Calculate the X and Y coordinates of the one common point.

HOW:

First, for the sake of thinking, change the problem. Instead of finding the unknown X,Y of the common point, assume that unknown to be THE KNOWN. And the three distances are 3 UNKNOWNS for which you will solve. This invented problem is easy for you because you know how to calculate the distance between any two cartesian points (X0, Y0) and (X1, Y1) and the Pythagorean theorum namely:

Distance d between two points (X0, Y0) and (X1, Y1): d = square_root ((X1 - X0) ^ 2) + ((Y1 - Y0) ^ 2))

Now, switch back to the real problem because you have your relevant formulae. Let the distances be the knowns and the common point (X1, Y1) be the unknown and represented as (X,Y). Let the *k***nown point be represented as **(Xk, Yk). Solve for X and Y.
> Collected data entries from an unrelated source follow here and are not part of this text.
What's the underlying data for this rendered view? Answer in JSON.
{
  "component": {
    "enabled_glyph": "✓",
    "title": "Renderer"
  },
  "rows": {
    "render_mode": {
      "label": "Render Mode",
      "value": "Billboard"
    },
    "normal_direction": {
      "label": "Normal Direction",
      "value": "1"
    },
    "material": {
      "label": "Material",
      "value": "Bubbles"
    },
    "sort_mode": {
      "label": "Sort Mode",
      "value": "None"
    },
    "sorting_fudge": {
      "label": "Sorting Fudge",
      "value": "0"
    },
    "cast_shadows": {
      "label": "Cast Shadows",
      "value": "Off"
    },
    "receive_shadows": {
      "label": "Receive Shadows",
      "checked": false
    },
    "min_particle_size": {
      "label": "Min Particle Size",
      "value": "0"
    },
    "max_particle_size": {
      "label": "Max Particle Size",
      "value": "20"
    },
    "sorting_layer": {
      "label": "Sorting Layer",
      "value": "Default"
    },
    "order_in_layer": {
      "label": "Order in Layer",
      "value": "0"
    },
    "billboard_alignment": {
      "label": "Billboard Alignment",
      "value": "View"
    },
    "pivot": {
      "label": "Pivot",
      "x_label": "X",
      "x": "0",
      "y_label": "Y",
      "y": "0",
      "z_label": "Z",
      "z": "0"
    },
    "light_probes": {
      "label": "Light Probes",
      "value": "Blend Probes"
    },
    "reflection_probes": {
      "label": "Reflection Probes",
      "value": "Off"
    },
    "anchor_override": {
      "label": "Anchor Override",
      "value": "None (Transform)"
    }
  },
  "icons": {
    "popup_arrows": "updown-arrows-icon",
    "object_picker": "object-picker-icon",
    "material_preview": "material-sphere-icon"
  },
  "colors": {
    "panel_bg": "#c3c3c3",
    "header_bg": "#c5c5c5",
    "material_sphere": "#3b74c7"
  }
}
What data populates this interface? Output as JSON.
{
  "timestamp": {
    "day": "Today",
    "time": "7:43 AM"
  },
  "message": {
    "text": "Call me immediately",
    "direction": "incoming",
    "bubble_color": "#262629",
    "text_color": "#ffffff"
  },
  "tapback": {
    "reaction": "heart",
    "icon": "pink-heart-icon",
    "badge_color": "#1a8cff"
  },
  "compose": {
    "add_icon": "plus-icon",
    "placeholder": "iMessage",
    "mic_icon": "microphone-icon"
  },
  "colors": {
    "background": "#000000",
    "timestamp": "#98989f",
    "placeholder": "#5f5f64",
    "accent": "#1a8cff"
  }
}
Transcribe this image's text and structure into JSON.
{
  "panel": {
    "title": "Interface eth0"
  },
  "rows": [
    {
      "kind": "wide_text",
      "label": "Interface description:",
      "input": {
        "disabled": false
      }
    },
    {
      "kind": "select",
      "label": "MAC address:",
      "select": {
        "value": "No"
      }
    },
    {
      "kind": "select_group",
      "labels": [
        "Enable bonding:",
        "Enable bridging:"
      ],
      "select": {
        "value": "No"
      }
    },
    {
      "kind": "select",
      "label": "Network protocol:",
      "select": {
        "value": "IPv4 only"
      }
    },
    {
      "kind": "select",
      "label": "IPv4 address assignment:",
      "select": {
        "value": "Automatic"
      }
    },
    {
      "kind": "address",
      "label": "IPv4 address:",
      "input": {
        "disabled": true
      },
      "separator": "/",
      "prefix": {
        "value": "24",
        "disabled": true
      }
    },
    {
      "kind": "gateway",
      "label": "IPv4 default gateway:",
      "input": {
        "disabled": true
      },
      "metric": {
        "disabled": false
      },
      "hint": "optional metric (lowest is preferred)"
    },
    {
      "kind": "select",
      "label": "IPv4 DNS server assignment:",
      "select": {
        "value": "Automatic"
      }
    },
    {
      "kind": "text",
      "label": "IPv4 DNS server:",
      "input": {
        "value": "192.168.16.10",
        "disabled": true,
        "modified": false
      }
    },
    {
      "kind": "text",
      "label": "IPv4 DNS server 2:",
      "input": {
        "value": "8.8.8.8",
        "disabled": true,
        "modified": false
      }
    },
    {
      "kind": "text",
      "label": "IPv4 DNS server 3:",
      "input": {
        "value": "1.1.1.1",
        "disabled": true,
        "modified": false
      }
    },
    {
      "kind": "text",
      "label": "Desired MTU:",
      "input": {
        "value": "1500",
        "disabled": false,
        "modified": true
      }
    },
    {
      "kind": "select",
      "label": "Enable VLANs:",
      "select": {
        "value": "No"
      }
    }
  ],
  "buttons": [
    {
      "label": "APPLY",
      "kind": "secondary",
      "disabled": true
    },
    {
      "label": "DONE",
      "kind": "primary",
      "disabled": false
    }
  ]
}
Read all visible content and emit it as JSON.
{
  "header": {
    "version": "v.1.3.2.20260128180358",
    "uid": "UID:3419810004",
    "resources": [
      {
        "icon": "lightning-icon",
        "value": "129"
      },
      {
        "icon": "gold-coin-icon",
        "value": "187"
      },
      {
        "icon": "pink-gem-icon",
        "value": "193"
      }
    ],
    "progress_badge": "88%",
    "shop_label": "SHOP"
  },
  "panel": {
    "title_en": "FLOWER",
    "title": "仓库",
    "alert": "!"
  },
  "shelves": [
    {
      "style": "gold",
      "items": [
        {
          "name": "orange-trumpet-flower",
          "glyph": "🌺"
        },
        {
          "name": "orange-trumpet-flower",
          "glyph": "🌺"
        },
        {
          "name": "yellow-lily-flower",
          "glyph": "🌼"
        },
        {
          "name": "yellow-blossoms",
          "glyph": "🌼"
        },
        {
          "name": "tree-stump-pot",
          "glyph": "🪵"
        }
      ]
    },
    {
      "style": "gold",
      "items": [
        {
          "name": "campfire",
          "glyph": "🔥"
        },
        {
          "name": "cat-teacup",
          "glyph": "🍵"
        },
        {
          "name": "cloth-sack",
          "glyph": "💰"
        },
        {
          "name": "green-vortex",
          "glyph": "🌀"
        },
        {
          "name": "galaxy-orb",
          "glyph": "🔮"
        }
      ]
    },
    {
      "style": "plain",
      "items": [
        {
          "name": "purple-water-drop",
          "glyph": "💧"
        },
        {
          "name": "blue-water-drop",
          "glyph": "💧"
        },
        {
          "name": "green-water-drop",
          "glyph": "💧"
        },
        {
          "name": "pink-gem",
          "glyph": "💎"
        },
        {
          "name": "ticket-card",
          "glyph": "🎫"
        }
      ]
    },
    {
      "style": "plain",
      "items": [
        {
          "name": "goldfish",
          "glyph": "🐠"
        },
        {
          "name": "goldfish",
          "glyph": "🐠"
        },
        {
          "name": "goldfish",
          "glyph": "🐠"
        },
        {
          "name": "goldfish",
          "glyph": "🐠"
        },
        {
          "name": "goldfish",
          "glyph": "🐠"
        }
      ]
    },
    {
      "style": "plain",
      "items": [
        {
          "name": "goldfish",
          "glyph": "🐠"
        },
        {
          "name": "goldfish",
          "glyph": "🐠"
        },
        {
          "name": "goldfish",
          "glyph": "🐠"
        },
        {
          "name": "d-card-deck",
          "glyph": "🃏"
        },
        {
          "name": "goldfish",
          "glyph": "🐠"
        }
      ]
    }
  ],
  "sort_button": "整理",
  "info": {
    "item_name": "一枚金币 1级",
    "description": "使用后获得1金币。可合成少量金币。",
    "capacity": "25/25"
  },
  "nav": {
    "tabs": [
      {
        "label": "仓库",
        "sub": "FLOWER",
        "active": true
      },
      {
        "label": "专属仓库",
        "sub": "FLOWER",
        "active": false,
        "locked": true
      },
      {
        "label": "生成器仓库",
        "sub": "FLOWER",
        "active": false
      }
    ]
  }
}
After some algebraic manipulations, I think you can get this for each distance:

y = Yk +- square_root (d^2 - X^2 + 2 * X * X + X^2)

where

+- means plus or minus

^ means the power symbol, such as X^2 meaning X squared

Since you have three different distances, and known points, you have this equation for each. Hence, you have three equations to solve for the two unknowns. "But I thought the rule is you need 2 equations to solve for 2 unknowns." Here you need 3 equations to solve for 2 unknowns because you have a square root.

In the original problem, intuitive was you need three known reference points and three distances to determine a unique point. Our three equations work like this:

Use any one, you get a curve.

Use any two, you get two points. Two curves can intersect in two points. It's straight lines that can only intersect in one point. We can get 2 answers because we are taking a square root.

You need all three equations to solve for these two unknowns X and Y.

I have not provided the complete answer. Essentially the same method which (unless something changed) you can find someone else previously posted in this thread. I have explained it more.